Psychologists from the University of Kent in the UK rounded up 44 university students with Facebook accounts and showed them 20 images on a computer screen for seven different amounts of time each, resulting in a total of 140 tests. Five images were associated with Facebook, five with the internet in general, and the remaining 10 were neutral; they were all the same size.

The participants (33 women and 11 men) looked at images shown in random order for durations ranging from 0.4 seconds to 1.6 seconds and had to indicate whether they'd seen an image for a short or long time by pressing either the "s" key or the "l" key. Thankfully, they didn't have to do all 140 tests in one go—the researchers broke it up into five groups of 28 with a one-minute break in between. They found that, compared to the control images, people underestimated the amount of time they looked at any web-related photo, but the effect was even worse for the Facebook-related images.
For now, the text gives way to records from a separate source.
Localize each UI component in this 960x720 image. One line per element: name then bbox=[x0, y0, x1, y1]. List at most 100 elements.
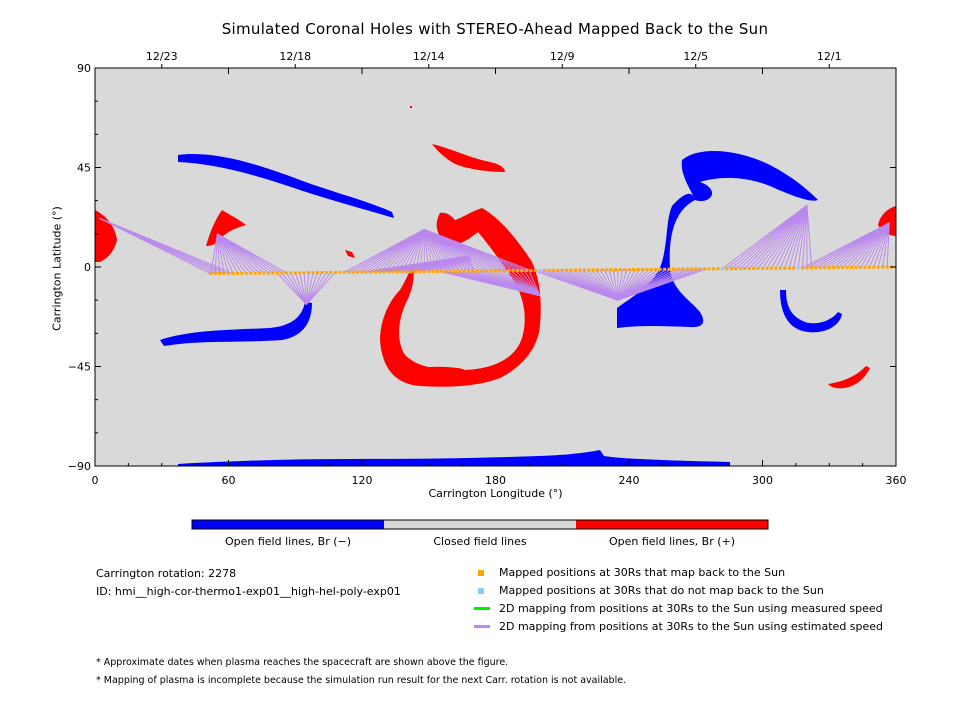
mapped-point bbox=[453, 269, 457, 273]
legend-label-unmapped: Mapped positions at 30Rs that do not map… bbox=[499, 584, 824, 597]
mapping-line bbox=[855, 222, 890, 268]
mapping-line bbox=[217, 233, 287, 274]
mapping-line bbox=[216, 233, 252, 274]
mapped-point bbox=[405, 270, 408, 274]
mapped-point bbox=[360, 270, 364, 274]
mapping-line bbox=[846, 222, 890, 268]
colorbar-negative bbox=[192, 520, 384, 529]
unmapped-point bbox=[538, 268, 542, 272]
mapped-point bbox=[227, 271, 230, 275]
mapped-point bbox=[694, 267, 698, 271]
mapped-point bbox=[752, 266, 756, 270]
mapping-line bbox=[612, 269, 619, 301]
y-axis-label: Carrington Latitude (°) bbox=[50, 206, 64, 331]
y-axis: 90 45 0 −45 −90 bbox=[68, 62, 896, 473]
x-tick-label: 180 bbox=[485, 474, 506, 487]
mapped-point bbox=[716, 267, 720, 271]
mapped-point bbox=[734, 267, 738, 271]
y-tick-label: −90 bbox=[68, 460, 91, 473]
x-tick-label: 0 bbox=[92, 474, 99, 487]
mapped-point bbox=[783, 266, 787, 270]
mapped-point bbox=[623, 268, 627, 272]
mapped-point bbox=[418, 270, 422, 274]
hole-pos-left-edge bbox=[95, 210, 117, 262]
mapped-point bbox=[556, 268, 560, 272]
mapped-point bbox=[863, 265, 867, 269]
mapped-point bbox=[587, 268, 591, 272]
mapped-point bbox=[591, 268, 595, 272]
mapping-line bbox=[375, 229, 425, 273]
mapping-line bbox=[463, 255, 470, 272]
mapped-point bbox=[565, 268, 569, 272]
top-date-label: 12/9 bbox=[550, 50, 575, 63]
mapped-point bbox=[267, 271, 271, 275]
mapped-point bbox=[436, 269, 440, 273]
mapping-line bbox=[305, 272, 332, 305]
mapped-point bbox=[551, 268, 555, 272]
mapped-point bbox=[378, 270, 382, 274]
mapped-point bbox=[342, 270, 346, 274]
mapped-point bbox=[458, 269, 462, 273]
mapped-point bbox=[520, 269, 524, 273]
mapped-point bbox=[462, 269, 466, 273]
mapped-point bbox=[449, 269, 453, 273]
mapped-point bbox=[467, 269, 471, 273]
mapped-point bbox=[507, 269, 511, 273]
mapped-point bbox=[756, 266, 760, 270]
mapped-point bbox=[476, 269, 480, 273]
y-tick-label: 90 bbox=[77, 62, 91, 75]
hole-pos-small-west bbox=[206, 210, 246, 246]
hole-pos-inner-island bbox=[412, 366, 469, 381]
x-axis-label: Carrington Longitude (°) bbox=[428, 487, 563, 500]
mapping-line bbox=[290, 272, 307, 305]
mapping-line bbox=[519, 270, 541, 297]
mapped-point bbox=[338, 270, 342, 274]
mapped-point bbox=[663, 267, 667, 271]
mapped-point bbox=[240, 271, 244, 275]
mapped-point bbox=[765, 266, 769, 270]
mapped-point bbox=[832, 266, 836, 270]
unmapped-point bbox=[720, 267, 724, 271]
mapped-point bbox=[627, 268, 631, 272]
mapping-line bbox=[397, 229, 425, 273]
mapped-point bbox=[850, 265, 853, 269]
mapped-point bbox=[471, 269, 475, 273]
hole-pos-speck-2 bbox=[410, 106, 412, 108]
mapped-point bbox=[231, 271, 235, 275]
mapping-line bbox=[864, 222, 890, 268]
mapped-point bbox=[253, 271, 257, 275]
mapping-line bbox=[216, 233, 247, 274]
mapped-point bbox=[614, 268, 618, 272]
mapping-line bbox=[216, 233, 238, 274]
mapped-point bbox=[235, 271, 239, 275]
y-tick-label: 45 bbox=[77, 162, 91, 175]
mapped-point bbox=[676, 267, 680, 271]
mapped-point bbox=[511, 269, 515, 273]
mapping-line bbox=[595, 269, 619, 301]
mapped-point bbox=[747, 266, 751, 270]
mapped-point bbox=[293, 271, 297, 275]
mapping-line bbox=[779, 204, 808, 269]
mapping-line bbox=[886, 222, 890, 268]
mapped-point bbox=[525, 269, 529, 273]
mapping-line bbox=[617, 268, 708, 301]
mapping-line bbox=[303, 272, 307, 305]
mapping-line bbox=[455, 255, 470, 272]
mapped-point bbox=[703, 267, 707, 271]
mapping-line bbox=[797, 205, 808, 269]
mapping-line bbox=[766, 204, 808, 269]
x-tick-label: 360 bbox=[886, 474, 907, 487]
colorbar-frame bbox=[191, 519, 769, 530]
mapping-line bbox=[450, 255, 470, 272]
mapping-line bbox=[216, 233, 225, 274]
mapped-point bbox=[769, 266, 773, 270]
mapped-point bbox=[440, 269, 444, 273]
unmapped-point bbox=[796, 266, 800, 270]
mapped-point bbox=[801, 266, 805, 270]
hole-neg-north-arc bbox=[178, 154, 394, 218]
mapping-line bbox=[392, 229, 425, 273]
mapped-point bbox=[409, 270, 413, 274]
mapped-point bbox=[596, 268, 600, 272]
mapped-point bbox=[427, 270, 431, 274]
They wrote that this might be because when we think about things in a more detailed way (a concrete mindset), we devote more attention to tasks than when we have a broader view (an abstract mindset). Giving more attention to tasks, and thereby less attention to time, makes time seem to go by faster. Since Facebook has more specific uses than general web surfing, they argued, the difference in concrete and abstract thinking could explain why people consistently thought the Facebook-related photos were displayed for a shorter amount of time than they actually were.

The authors noted that investigating time perception is an important task in the context of internet addiction—a real thing that can be assessed with a 20-item questionnaire—because it likely leads to people losing a lot of time, and sleep, thanks to the vortex.